The Canadian Press, May 10, 2018
A southern Alberta police chief is urging people not to leap to conclusions about how officers handled a racist confrontation at a local Denny’s last month.
“It’s very easy to armchair quarterback three weeks later when we have the videos out there and people wading in,” Lethbridge police Chief Rob Davis said Thursday. “But based on what we have, I’m confident that our officers acted appropriately.”
Monir Omerzai and three friends were at the restaurant in April waiting for their food when a woman in the next booth got into a heated exchange with them. Omerzai, who came to Canada from Afghanistan 13 years ago, filmed the woman yelling the group to go back to their country.
He posted the video on Facebook on Tuesday and it has since been viewed more than a million times.

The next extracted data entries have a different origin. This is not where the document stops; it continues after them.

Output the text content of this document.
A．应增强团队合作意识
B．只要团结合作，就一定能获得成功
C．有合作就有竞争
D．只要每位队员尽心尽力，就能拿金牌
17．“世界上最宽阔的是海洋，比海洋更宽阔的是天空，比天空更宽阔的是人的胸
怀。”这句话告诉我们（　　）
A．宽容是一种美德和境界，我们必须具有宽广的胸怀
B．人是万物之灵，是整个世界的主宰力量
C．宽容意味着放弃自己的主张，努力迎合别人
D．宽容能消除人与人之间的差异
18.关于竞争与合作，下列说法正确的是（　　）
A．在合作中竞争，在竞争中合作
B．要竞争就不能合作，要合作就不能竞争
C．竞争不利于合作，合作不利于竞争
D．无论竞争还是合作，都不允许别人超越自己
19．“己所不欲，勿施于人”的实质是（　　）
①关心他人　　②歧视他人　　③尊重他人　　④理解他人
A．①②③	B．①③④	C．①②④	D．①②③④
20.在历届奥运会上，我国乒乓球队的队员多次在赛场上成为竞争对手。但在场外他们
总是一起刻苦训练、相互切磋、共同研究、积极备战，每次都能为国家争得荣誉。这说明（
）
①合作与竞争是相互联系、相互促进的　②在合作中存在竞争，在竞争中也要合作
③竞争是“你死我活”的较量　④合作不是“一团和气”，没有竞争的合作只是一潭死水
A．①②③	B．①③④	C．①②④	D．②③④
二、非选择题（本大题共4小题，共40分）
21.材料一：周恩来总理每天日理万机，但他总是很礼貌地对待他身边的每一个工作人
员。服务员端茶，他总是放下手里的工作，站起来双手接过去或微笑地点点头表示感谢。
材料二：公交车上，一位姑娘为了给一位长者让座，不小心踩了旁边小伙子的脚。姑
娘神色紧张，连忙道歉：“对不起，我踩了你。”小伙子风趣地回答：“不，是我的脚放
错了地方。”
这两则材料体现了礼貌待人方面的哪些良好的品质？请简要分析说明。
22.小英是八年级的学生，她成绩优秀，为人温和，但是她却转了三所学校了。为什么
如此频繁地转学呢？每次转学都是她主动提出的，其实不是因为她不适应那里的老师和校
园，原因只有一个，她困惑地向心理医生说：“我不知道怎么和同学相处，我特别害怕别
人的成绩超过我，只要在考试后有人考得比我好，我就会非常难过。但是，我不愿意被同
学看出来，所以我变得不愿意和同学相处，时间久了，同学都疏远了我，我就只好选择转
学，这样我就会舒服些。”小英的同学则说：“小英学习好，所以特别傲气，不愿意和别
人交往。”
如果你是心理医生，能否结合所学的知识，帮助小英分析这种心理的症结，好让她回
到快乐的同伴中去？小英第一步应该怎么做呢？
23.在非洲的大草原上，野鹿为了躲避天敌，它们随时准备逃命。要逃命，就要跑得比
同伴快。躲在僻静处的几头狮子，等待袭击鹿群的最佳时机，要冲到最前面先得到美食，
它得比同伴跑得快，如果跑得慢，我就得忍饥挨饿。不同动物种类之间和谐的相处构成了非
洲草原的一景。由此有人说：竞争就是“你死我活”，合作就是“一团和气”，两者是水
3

Davis said police got a call around 12:50 a.m. about a fight at the restaurant, a common occurrence for a Saturday night. He said management wanted both groups to leave and officers were there to keep the peace.
Omerzai’s group was out by 1 a.m. and the woman, identified as Kelly Pocha of Cranbrook, B.C., left five minutes later with her husband.
“The context is incredibly important when you look at the small time frame, the information we had and the ultimate goal being to take care of the disturbance so they could have a peaceful operation in the restaurant.”
Davis said police need to fully investigate before knowing if charges will be laid or what they might be. Two of the four men in Omerzai’s group have been interviewed, but police have not yet reached out to Pocha, he said.
“Social media in itself is not evidence. It’s commentary, it’s opinion, but it is not evidence,” Davis said. “We are in the facts and evidence business and we can never … bring in rumour and speculation and (give) it the weight of evidence.”
The founder of a campaign which encourages people to confront bigotry head-on said videos like the one Omerzai posted make it harder to deny how big an issue racism remains in Canada.
“It puts it in people’s face a little bit more, which is an important thing,” Jesse Lipscombe, an actor and producer, said Thursday.
Lipscombe started the #makeitawkward campaign in 2016 after a man in a car hurled a racial slur at him while he was filming a public service announcement in downtown Edmonton. Lipscombe posted a video to social media of him confronting the people in the car and urged others not to be bystanders when they witness discrimination.
He said he was disappointed and frustrated — but not surprised — when he saw the video of the Denny’s fight.
“I’m trying really hard to not be desensitized to seeing these things on a daily basis,” Lipscombe said.
Video of such interactions helps counter those who deny that racism is alive and well in Canada, he said. But Lipscombe noted that even with video of what happened at Denny’s, some have questioned whether Omerzai and his friends did something to trigger the verbal attack.
Alfred Hermida, director of the University of British Columbia’s journalism school, said the social media landscape is driven by emotions rather than nuanced thought about complicated topics.
The most powerful emotions tend to be anger and disgust. Both are prevalent among the thousands of comments on the Denny’s video.
“We’ve never had this ability to broadcast to the world in an instant and to rush to judgment in an instant,” said Hermida, author of “Tell Everyone: Why We Share and Why it Matters.”
Pocha has been publicly shamed and lost her job at a car dealership, but Hermida questioned whether the broader context is being lost.
“What does this tell us about Canadian society? Are there larger issues at play here? And are there small, subtle acts of racism or sexism that happen every day that we don’t tackle because we focus on this one incident and blame it on one person?”